“Come in,” he grunted.

The slim, dark stranger faced him. His words were as spare as his frame.

“Full handed?” he asked.

Now Charlie Shaw had a full crew of able riders—the only kind suffered on the Wineglass pay roll. Ordinarily, he would have said: “Yeah. Full up, unless somebody breaks his neck.” That would have ended it. But something about this youngster caught Charlie’s fancy. Neat, but not gaudy. Slender and keen—like a new sword. So he asked a question.

“Where you from?”

“Bad Lands.”

“That’s a lot of territory,” Charlie remarked. “All kinds of people use it.”

The boy smiled slightly.

“Oh, I’m no outlaw.
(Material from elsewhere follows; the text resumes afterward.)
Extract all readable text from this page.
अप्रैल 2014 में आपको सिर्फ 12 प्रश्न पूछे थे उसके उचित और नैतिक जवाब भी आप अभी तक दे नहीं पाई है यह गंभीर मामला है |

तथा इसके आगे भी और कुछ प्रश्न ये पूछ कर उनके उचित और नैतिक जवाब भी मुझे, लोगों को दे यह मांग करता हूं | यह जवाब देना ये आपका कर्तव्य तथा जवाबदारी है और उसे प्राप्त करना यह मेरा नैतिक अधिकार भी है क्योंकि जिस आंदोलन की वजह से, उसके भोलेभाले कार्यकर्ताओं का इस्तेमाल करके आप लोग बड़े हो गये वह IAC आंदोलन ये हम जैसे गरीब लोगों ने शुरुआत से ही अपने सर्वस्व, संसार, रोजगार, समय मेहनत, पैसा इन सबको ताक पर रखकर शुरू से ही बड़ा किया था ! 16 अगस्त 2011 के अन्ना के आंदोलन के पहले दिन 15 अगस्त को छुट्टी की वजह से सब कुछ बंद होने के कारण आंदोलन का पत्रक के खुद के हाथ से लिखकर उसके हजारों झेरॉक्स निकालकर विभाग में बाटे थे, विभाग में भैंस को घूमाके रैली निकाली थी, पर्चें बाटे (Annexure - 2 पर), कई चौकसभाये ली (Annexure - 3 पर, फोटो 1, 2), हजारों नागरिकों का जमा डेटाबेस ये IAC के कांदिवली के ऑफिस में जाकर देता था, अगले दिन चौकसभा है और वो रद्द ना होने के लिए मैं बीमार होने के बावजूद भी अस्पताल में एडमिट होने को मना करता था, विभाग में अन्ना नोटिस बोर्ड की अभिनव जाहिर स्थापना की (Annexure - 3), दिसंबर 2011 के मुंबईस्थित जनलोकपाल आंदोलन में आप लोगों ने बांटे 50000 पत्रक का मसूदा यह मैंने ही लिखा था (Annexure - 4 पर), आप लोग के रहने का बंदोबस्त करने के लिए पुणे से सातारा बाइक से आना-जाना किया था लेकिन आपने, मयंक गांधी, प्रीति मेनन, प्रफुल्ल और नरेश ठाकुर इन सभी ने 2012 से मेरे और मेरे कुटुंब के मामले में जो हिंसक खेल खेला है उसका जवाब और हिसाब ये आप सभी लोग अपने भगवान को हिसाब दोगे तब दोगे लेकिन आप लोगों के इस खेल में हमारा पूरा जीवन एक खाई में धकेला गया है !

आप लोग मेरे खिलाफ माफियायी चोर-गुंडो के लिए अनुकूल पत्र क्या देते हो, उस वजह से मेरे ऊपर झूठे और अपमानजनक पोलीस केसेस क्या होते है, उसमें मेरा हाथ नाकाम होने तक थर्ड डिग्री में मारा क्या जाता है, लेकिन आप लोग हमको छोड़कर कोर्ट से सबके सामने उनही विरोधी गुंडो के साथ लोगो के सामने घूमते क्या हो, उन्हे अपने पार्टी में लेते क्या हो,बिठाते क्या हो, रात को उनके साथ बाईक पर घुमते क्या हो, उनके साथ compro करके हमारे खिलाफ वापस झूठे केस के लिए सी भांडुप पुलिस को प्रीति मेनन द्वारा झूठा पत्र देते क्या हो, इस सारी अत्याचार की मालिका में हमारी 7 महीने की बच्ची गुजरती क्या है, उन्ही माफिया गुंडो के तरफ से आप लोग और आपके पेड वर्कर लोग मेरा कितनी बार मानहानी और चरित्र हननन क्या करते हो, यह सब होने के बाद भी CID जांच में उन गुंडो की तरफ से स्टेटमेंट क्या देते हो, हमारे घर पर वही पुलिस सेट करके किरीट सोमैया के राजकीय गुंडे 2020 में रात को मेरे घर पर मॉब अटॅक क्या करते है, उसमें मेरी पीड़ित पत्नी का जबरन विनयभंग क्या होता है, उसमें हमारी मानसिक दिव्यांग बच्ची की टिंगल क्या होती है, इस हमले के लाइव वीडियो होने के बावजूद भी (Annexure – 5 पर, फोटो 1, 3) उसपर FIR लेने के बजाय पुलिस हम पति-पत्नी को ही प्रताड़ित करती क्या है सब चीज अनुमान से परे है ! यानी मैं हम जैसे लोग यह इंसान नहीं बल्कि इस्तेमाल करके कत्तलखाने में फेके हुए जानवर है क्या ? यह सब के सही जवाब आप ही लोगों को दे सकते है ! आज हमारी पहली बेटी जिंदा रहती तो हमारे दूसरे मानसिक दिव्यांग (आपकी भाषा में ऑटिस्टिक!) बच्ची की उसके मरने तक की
My folks has a one-horse outfit down on a fork of Sand Coulee. Nothin’ much for me at home, so I ride round-up. I been up in the Sun River Basin breakin’ horses all winter.”

“Sand Coulee, eh.” Charlie glanced at the letter in his hand. It was a friendly suggestion from the Block S that the Wineglass come down and work with them and the Picador, as northwesterly blizzards had drifted several thousand Wineglass cattle to the heart of that range. And there was mention of this place in the letter. “That the Sand Coulee down on the Sutherland range?”